Against the 'Seven Deadlies'
One of the most bingeable shows of the past several years is the Netflix series, Sense8. It was created by the immensely talented Wachowskis (of The Matrix fame) and tells the story of eight very different individuals who realize they share an intimate psychic bond. Their dissimilarity becomes their strength and they achieve, together, much more than they could separately. I rewatched the first episode over Christmas and fell in love with the characters all over again. But, I was caught up short by one scene in particular.
One of the principal characters, Nomi, is a trans woman with a heart for social justice. She struggled through years of psychological abuse from a bigoted parent to become the beautiful and “proud” woman she is. In one scene she is heard recording a podcast promoting the upcoming LGBTQ+ Pride event in San Francisco. It’s a deeply moving speech in which she recounts the way her mother, a reader of St. Thomas Aquinas, considered pride to be the worst of the “seven deadlies,” and yet pride (she means self-assuredness, I think) is the very “sin” that Nomi craved. “We march with pride,” she says to her podcast audience. “So go (explicit) yourself, Aquinas!”
On the one hand, I wanted to shout, “YES!” along with Nomi’s listeners. The “seven deadly sins” do have an undeniable history of weaving guilt and shame into the psychology of modern Christians. The way Nomi’s mother leveraged the moral philosophy of Thomas Aquinas to make her child feel less-than is truly appalling. That’s the real sin in this story. On the other hand, I recalled Evagrius’s “eight thoughts,” the origin of the “seven deadlies,” and felt grief for the corruption and loss of a valuable spiritual tradition. Pastorally, I would never contradict Nomi. She has every right to her rage, and it is important to reveal the complicity the Christian tradition has had in various abuses. However, if I were to rethink pride and the “sins” through the lens of the desert mystics rather than through the twisted wisdom of Nomi’s mother, here’s how it might go …

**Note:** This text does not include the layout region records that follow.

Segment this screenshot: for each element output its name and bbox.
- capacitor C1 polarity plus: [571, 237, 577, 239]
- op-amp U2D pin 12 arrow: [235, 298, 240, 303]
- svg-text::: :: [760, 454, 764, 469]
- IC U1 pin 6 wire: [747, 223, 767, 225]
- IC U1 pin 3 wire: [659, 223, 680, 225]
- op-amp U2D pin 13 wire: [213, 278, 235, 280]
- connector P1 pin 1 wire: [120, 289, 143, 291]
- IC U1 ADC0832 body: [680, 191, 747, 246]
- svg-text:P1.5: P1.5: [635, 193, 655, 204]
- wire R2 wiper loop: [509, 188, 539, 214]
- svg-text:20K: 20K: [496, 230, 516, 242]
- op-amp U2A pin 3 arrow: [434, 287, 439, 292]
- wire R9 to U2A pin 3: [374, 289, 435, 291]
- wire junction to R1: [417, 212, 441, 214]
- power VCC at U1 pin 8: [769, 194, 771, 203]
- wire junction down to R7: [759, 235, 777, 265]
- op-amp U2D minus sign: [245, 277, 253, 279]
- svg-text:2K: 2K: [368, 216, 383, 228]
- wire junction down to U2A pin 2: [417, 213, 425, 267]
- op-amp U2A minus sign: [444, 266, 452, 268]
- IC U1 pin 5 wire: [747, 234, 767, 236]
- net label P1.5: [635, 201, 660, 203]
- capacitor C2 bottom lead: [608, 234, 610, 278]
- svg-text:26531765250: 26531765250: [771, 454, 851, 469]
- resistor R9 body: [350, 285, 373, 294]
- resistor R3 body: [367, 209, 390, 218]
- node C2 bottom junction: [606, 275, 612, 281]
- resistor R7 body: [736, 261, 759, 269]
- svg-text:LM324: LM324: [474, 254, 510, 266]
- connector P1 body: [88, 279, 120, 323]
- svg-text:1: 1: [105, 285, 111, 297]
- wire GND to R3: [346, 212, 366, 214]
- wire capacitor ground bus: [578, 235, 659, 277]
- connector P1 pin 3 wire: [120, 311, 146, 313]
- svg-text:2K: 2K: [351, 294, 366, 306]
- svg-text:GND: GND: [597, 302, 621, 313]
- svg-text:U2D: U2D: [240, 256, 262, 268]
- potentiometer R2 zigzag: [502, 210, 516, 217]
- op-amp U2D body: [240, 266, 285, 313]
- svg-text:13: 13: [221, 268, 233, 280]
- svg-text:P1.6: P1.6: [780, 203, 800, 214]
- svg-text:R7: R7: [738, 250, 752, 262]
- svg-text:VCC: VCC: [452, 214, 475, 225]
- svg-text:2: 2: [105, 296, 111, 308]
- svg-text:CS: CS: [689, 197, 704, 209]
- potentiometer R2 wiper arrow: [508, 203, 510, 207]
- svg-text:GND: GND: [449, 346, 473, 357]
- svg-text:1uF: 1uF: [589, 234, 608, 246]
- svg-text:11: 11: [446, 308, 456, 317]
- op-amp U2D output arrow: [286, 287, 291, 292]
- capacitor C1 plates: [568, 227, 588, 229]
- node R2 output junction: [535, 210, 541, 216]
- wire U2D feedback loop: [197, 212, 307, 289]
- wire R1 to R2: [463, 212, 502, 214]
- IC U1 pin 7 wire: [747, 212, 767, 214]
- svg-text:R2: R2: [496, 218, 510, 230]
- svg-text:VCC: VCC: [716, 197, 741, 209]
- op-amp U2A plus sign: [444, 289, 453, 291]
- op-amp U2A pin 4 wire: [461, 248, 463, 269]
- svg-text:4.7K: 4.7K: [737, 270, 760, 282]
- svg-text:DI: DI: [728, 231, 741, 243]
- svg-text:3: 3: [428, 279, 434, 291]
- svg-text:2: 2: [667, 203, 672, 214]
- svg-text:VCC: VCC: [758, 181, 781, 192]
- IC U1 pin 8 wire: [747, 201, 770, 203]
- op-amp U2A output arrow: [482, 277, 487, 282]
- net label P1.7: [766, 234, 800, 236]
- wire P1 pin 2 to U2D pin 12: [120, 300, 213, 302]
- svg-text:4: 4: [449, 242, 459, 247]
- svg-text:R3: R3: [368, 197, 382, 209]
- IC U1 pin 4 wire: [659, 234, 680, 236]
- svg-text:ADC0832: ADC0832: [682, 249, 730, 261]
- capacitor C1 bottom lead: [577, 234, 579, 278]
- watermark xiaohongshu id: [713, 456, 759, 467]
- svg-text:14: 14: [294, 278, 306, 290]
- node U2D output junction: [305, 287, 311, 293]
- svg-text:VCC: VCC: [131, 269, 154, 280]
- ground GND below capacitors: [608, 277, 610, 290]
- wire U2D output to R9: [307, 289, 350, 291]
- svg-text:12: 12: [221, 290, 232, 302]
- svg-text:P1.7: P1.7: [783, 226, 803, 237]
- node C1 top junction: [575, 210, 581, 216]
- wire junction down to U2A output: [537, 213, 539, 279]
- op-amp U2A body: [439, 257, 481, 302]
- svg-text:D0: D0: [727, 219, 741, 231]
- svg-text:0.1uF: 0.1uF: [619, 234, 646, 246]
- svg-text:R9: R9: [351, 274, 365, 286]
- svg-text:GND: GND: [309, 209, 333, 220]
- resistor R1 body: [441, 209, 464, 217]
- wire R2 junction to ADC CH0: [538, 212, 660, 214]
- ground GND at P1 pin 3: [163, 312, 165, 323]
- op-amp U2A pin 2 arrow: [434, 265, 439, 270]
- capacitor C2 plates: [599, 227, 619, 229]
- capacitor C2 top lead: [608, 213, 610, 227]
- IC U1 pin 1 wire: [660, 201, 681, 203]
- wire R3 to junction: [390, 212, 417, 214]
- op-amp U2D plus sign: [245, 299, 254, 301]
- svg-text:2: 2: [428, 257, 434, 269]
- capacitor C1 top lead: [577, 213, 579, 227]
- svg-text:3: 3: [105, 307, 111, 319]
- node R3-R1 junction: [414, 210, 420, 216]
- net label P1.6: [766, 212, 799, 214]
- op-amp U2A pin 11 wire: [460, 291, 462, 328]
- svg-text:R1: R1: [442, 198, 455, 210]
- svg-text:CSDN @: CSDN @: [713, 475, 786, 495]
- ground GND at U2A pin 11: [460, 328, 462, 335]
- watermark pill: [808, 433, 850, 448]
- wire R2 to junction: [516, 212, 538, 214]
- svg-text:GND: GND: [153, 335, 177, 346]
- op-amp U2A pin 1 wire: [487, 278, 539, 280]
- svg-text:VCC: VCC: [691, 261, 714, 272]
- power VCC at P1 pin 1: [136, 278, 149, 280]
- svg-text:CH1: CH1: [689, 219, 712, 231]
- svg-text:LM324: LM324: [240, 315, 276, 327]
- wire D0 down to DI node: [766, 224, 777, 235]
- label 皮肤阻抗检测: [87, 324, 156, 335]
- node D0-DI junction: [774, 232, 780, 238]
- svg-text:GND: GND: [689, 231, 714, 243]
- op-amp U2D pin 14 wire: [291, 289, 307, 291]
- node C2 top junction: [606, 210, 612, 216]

First of all, “thoughts” rather than “sins” is a more helpful way to understand pride, gluttony, vainglory, and the others. The word “sin” in this context carries a great deal of moral weight, whereas “thought” is more neutral. We all have thoughts that muddy our relationship with God. They are unavoidable. However, through practice, and with God’s help, we can learn how to see them for the illusions that they are. Second, we have a semantics problem. Understanding pride to mean self-assuredness, as Nomi does, is a fine use of the word, but this is not the way Evagrius would have used it when talking about the “eight thoughts.” Pride is a spiritual affliction that occurs when one devalues God and elevates oneself. I believe it was Anne Lamott who said, “You can safely assume you’ve created God in your own image when it turns out that God hates all the same people you do.” In this sense, when we hate or judge others (or ourselves) for being different, that is pride.
As Christians, we inhabit a complicated space in today’s culture. How do we bring the best of our tradition forward while understanding it carries baggage? How do we own up to that baggage and support those who have been weighed down by it? I like Nomi. She’s brave, strong, and loves deeply. I hope she’d like me too. What could I learn from Nomi? What could she learn from me?